Hoje em dia, com os avanços tecnológicos, as produções audiovisuais podem ser acessadas com mais facilidade pelas plataformas online, tanto pagas quanto gratuitas, que permitem uma divulgação e disseminação dos conteúdos produzidos por mulheres de forma mais rápida e acessível aos públicos.

Porém, como observou Everlane, estas plataformas, por mais que ajudem, ainda precisam de certa atenção, pois, há uma grande quantidade de pessoas no Brasil que não tem acesso à internet. “Eu acho que é uma plataforma muito importante, de alguma maneira, contribui para que os filmes cheguem em lugares onde não chegaria muito fácil, onde não tem cinema, não tem mostras, enfim, de alguma maneira, contribui sim para que algumas pessoas possam ver estes filmes e possam se apaixonar pelas imagens, se apaixonar pelo cinema, e começar a fazer seus filmes, é incontestável essa dimensão. Mas, ao mesmo tempo, a gente tem que entender que essas coisas não chegam em todos os lugares, porque nem todos os lugares tem luz, imagina internet”.  

Representatividade

É extremamente importante a representatividade das mulheres e de outras minorias neste meio. É necessário que elas ocupem estes espaços para que mais pessoas possam se enxergar fazendo parte dele. Isto gera uma onda de inspiração para produções autorais mais diversificadas, que lutam por um espaço nesta indústria cinematográfica de maioria masculina.

Para Everlane “é sempre importante equilibrar isto, ter homens, ter mulheres brancas, mulheres negras, homens negros, indígenas, nordestinos, toda a comunidade LGBTQI+, ter todo o tipo de pessoa se expressando, o importante é ter pessoas diversas. É importante que todos possam ser expressar, independente se vão representar ou não uma comunidade, e que o cinema e as artes sejam para todos. É importante que tenha cada vez mais essa diversidade neste meio”.
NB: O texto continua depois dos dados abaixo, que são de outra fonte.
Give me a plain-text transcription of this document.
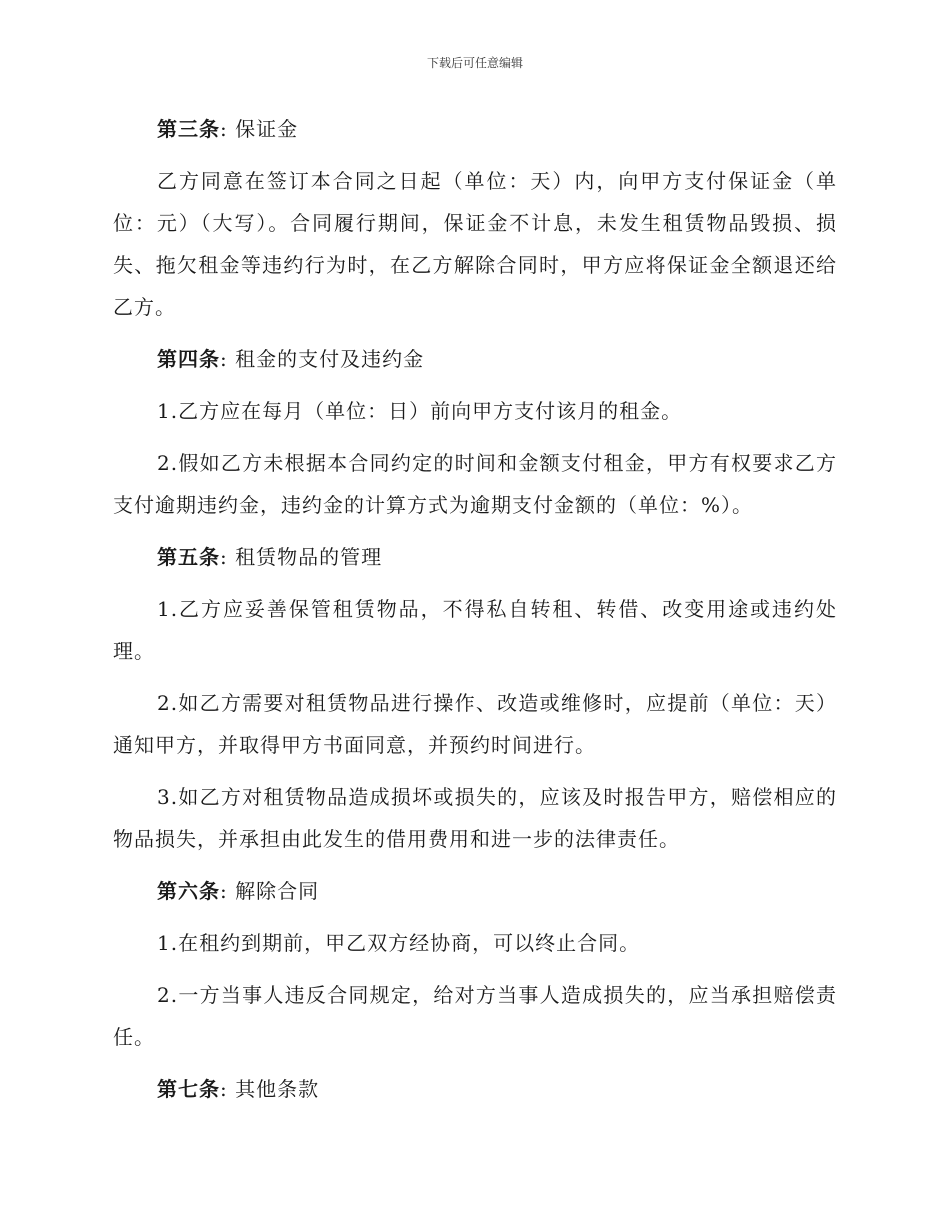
下载后可任意编辑

第三条: 保证金

乙方同意在签订本合同之日起（单位：天）内，向甲方支付保证金（单位：元）（大写）。合同履行期间，保证金不计息，未发生租赁物品毁损、损失、拖欠租金等违约行为时，在乙方解除合同时，甲方应将保证金全额退还给乙方。

第四条: 租金的支付及违约金

1.乙方应在每月（单位：日）前向甲方支付该月的租金。

2.假如乙方未根据本合同约定的时间和金额支付租金，甲方有权要求乙方支付逾期违约金，违约金的计算方式为逾期支付金额的（单位：%）。

第五条: 租赁物品的管理

1.乙方应妥善保管租赁物品，不得私自转租、转借、改变用途或违约处理。

2.如乙方需要对租赁物品进行操作、改造或维修时，应提前（单位：天）通知甲方，并取得甲方书面同意，并预约时间进行。

3.如乙方对租赁物品造成损坏或损失的，应该及时报告甲方，赔偿相应的物品损失，并承担由此发生的借用费用和进一步的法律责任。

第六条: 解除合同

1.在租约到期前，甲乙双方经协商，可以终止合同。

2.一方当事人违反合同规定，给对方当事人造成损失的，应当承担赔偿责任。

第七条: 其他条款
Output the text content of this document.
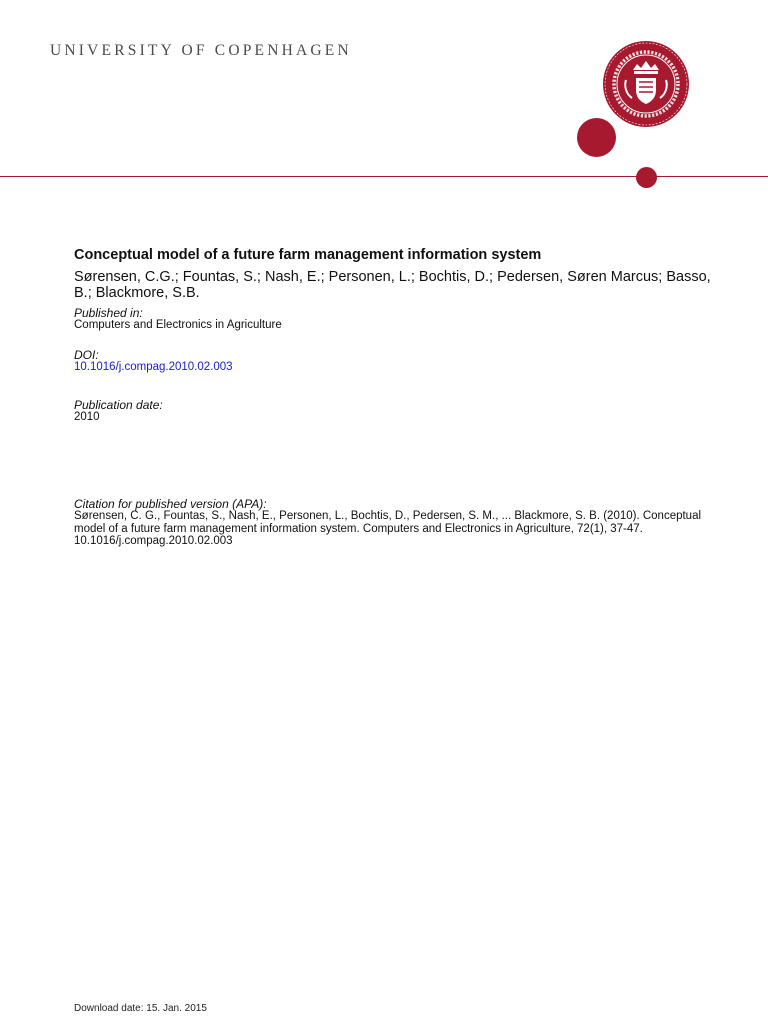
UNIVERSITY OF COPENHAGEN
Conceptual model of a future farm management information system
Sørensen, C.G.; Fountas, S.; Nash, E.; Personen, L.; Bochtis, D.; Pedersen, Søren Marcus; Basso, B.; Blackmore, S.B.
Published in:
Computers and Electronics in Agriculture
DOI:
10.1016/j.compag.2010.02.003
Publication date:
2010
Citation for published version (APA):
Sørensen, C. G., Fountas, S., Nash, E., Personen, L., Bochtis, D., Pedersen, S. M., ... Blackmore, S. B. (2010). Conceptual model of a future farm management information system. Computers and Electronics in Agriculture, 72(1), 37-47. 10.1016/j.compag.2010.02.003
Download date: 15. Jan. 2015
Uma importante ação para uma maior visibilidade do cinema feminino, para a cineasta, é a produção de mais filmes, uma busca por políticas públicas de incentivo à cultura, lutar politicamente pelos espaços, produzir, buscar apoios e conexões e promover debates sobre deste lugar a ser conquistado, como cidadão e como artista.

Além disso, a especialista Bruna Avi, sugere pesquisar e apoiar o trabalho feminino: “Sem representatividade a gente não se enxerga, eu procuro sempre pesquisar sobre os filmes que são dirigidos por mulheres, procuro ver os trabalhos que minhas colegas da área produzem, e divulga-las. Se você conhece alguma cineasta, ajude a divulgar o trabalho dela, veja os seus filmes, procure em listas de filmes dirigidos por mulheres, veja filmes dirigidos por mulheres dentro das plataformas digitais, isso, de alguma maneira, mesma que lenta, ajuda a desfazer esse nó patriarcal e preconceituoso que nos tira do nosso lugar de pertencimento”.



 
Link
Notícias Relacionadas »
Comentários »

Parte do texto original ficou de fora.